Grace was born in Macon, Georgia to a working-class family.Mentioned on
The Glenn Beck Show, August 12 or December 8, 2006 She attended Valdosta State University, and later received a B.A. from Mercer University. As a student, Grace was a fan of Shakespearean literature, and intended to become an English professor after graduating from college. However, after the murder of her fiancé, Keith Griffin, when she was 19, Grace decided to enroll in law school and went on to become a felony prosecutor and a supporter of victims' rights.
Grace was a member of the law review at and received her Juris Doctor degree from the Walter F. George School of Law at Mercer University. She went on to earn a Master of Laws degree in constitutional and criminal law from New York University. She has written articles and opinion pieces for legal periodicals, including the
American Bar Association Journal. Grace worked as a clerk for a federal court judge and practiced antitrust and consumer protection law with the Federal Trade Commission. She taught litigation at the Georgia State University College of Law and business law at GSU's School of Business. As of 2006, she is part of Mercer University's board of trustees and adopted a section of the street surrounding the law school.
Marriage and motherhood
In April 2007, Grace married David Linch, an Atlanta investment banker, in a small private ceremony. The two had met while she was studying at Mercer University in the '70s. Grace, who had given up on marriage after the death of her fiancé, said, "We've been in touch all these years, and a lot of time, we were separated by geography and time. It was a spur-of-the-moment decision to get married. I told my family only two days before the wedding."
On June 26, 2007, an emotional Grace announced on her HLN talk show that her life had "taken a U-turn" in that she was pregnant and expecting twins due in January 2008. Nancy Grace gave birth to twins, named Lucy and John, on November 4, 2007.

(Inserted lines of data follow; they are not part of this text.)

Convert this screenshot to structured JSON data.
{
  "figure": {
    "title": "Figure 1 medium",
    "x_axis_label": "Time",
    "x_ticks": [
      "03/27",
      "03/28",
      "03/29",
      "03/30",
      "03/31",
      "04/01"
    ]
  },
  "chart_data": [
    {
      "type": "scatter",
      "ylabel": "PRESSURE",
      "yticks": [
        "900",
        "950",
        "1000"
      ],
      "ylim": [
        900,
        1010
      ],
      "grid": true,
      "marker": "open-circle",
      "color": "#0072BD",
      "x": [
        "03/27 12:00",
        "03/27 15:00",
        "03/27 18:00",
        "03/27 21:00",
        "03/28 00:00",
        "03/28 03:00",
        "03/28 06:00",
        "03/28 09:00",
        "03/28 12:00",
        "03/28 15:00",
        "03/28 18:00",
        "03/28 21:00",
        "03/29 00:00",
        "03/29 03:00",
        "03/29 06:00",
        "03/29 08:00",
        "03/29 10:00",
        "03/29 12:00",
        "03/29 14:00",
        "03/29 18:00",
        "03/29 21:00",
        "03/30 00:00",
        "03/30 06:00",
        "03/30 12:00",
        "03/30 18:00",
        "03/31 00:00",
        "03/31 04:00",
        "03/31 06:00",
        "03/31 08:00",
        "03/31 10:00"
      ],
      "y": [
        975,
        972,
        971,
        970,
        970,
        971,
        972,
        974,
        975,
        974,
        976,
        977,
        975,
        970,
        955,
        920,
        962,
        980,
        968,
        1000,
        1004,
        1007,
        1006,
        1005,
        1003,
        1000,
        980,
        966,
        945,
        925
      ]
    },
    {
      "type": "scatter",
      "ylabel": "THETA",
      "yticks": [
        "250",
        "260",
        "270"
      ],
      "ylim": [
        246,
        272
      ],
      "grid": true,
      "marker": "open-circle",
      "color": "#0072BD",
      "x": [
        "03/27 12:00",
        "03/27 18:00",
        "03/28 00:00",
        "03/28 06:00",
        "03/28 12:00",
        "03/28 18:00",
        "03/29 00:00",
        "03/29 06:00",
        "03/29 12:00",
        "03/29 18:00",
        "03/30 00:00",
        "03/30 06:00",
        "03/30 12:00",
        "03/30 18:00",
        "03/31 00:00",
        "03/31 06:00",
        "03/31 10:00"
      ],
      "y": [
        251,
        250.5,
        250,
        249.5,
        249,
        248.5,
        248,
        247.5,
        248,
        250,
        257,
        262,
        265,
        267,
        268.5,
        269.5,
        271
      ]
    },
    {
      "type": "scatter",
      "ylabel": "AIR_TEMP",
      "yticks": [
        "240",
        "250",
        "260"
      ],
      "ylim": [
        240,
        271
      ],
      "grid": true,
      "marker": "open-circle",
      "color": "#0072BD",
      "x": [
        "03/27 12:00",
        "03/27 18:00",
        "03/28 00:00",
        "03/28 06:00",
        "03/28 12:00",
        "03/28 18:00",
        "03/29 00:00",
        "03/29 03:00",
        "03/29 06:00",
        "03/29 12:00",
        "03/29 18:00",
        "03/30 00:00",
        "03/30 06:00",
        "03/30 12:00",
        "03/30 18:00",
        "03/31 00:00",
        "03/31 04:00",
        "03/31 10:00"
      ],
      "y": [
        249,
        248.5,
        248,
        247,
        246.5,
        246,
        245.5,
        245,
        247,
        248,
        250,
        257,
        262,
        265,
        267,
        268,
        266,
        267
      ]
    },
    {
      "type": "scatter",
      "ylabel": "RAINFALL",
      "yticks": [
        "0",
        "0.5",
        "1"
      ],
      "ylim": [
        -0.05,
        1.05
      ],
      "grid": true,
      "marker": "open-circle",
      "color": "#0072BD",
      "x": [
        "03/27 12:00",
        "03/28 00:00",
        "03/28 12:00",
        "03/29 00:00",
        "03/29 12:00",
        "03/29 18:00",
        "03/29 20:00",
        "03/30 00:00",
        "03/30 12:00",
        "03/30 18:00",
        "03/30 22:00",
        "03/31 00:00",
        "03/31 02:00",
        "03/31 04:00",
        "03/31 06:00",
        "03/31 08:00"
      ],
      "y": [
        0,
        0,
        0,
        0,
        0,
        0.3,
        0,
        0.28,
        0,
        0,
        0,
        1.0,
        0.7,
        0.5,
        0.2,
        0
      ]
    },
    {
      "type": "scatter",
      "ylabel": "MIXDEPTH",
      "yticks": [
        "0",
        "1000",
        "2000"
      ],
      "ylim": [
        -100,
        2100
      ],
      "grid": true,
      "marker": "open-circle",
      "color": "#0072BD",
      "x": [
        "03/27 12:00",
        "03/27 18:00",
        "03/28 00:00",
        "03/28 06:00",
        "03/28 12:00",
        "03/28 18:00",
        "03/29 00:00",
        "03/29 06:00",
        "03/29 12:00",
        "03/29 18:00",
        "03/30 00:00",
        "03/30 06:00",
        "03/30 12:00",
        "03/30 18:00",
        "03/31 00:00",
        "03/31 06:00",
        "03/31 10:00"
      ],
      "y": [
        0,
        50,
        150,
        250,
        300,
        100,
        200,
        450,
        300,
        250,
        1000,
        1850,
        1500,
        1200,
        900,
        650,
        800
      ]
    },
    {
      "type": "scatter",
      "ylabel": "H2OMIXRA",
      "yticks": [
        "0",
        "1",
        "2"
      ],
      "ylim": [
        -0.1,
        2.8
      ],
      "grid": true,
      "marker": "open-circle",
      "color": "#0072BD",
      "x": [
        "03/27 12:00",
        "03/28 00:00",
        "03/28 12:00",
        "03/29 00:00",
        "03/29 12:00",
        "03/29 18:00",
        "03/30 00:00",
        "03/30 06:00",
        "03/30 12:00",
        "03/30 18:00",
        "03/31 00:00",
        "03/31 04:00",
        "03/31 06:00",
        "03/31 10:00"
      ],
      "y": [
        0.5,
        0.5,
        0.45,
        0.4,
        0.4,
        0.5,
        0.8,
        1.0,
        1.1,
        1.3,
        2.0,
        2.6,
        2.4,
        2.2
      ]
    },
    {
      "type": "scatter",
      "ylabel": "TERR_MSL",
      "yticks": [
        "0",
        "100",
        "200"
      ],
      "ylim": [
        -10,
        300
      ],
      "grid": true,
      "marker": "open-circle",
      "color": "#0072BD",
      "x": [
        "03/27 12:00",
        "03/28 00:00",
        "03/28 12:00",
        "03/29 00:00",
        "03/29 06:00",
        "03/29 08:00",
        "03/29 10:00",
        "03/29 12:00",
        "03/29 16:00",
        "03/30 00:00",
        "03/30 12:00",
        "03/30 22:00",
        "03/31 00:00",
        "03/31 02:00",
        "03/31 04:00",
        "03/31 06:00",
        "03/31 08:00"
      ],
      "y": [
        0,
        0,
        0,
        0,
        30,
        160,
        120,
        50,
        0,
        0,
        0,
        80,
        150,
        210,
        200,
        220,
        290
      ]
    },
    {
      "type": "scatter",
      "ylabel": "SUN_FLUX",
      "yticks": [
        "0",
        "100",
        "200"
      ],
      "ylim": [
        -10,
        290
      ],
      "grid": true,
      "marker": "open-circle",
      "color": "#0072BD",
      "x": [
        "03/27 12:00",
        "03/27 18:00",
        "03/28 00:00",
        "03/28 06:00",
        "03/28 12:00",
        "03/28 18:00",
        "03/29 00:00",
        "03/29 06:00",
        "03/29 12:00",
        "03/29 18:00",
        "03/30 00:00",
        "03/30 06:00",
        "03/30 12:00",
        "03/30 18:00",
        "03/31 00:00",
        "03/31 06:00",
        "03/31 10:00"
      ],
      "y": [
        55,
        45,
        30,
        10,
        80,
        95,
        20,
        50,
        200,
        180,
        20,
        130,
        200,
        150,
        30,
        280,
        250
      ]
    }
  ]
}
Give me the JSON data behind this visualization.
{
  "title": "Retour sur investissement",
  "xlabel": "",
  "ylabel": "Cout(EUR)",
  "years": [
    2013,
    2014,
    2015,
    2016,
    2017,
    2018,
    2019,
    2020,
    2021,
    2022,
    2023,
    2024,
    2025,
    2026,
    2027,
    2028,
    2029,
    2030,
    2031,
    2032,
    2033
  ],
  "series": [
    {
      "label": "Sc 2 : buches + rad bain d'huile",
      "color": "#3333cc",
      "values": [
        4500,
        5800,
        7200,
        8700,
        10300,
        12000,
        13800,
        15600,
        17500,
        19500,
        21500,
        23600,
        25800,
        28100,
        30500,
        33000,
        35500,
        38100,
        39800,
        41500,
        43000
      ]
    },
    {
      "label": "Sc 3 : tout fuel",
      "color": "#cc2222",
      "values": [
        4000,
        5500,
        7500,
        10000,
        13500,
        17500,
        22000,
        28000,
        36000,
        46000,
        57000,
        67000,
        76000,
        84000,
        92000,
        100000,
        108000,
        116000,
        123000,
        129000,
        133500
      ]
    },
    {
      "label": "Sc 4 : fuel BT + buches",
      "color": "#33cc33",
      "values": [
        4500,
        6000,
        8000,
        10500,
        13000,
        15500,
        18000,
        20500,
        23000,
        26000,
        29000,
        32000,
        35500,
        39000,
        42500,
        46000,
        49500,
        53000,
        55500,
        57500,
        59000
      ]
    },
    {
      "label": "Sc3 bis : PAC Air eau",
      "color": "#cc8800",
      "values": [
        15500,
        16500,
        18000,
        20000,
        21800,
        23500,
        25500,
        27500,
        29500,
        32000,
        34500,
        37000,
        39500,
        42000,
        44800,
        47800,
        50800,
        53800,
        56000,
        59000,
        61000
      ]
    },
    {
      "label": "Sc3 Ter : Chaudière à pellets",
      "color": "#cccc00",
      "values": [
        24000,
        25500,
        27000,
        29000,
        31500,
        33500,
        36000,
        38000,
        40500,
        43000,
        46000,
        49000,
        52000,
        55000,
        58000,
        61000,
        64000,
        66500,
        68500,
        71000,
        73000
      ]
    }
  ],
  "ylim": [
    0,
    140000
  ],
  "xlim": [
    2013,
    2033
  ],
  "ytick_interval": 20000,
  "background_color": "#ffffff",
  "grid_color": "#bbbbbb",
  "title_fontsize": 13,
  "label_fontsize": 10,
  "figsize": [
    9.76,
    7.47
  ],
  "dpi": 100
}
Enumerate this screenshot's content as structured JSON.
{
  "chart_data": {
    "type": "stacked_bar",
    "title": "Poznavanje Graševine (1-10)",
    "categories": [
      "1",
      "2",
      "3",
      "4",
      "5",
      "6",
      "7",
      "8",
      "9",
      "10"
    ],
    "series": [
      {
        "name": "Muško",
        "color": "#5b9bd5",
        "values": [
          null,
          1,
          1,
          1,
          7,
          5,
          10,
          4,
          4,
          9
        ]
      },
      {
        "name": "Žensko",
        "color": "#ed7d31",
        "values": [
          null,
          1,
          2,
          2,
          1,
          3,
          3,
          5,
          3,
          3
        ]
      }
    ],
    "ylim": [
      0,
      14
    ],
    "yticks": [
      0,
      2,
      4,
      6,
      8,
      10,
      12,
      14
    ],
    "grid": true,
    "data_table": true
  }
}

Allegations regarding fiancé's murder
In March 2006, an article in the
New York Observer suggested that in her book
Objection!, Grace had embellished the story of her college fiancé's 1979 murder and the ensuing trial to make it better support her image. Grace has described the tragedy as the impetus for her career as a prosecutor and victims' rights advocate, and has often publicly referred to the incident. The
Observer researched the murder and found several apparent contradictions between the events and Grace's subsequent statements, including the following:
- Her fiancé, Keith Griffin, was shot not at random by a stranger, but by a former coworker, Tommy McCoy.
- McCoy did not have a prior criminal record and, rather than denying the crime, confessed the night of the murder.
- The jury deliberated for a few hours, not days.
- There was no ongoing string of appeals (McCoy's family did not want any). McCoy has only once filed a habeas petition, which was rejected.
Grace told the
Observer she had not looked into the case in many years and "tried not to think about it." She said she made her previous statements about the case "with the knowledge I had."
In response to MSNBC's Keith Olbermann's claims in a March 2007
Rolling Stone interview in which he was quoted as saying, "Anybody who would embellish the story of their own fiancé's murder should spend that hour a day not on television but in a psychiatrist's chair," Grace stated, "I did not put myself through law school and fight for all those years for victims of crime to waste one minute of my time, my energy, and my education in a war of words with Keith Olbermann, whom I've never met nor had any disagreement. I feel we have X amount of time on Earth, and that when we give in to our detractors or spend needless time on silly fights, I think that's abusing the chance we have to do something good."
Keith Griffin's murderer, Tommy McCoy, was released from the Georgia Department of Corrections on December 5, 2006.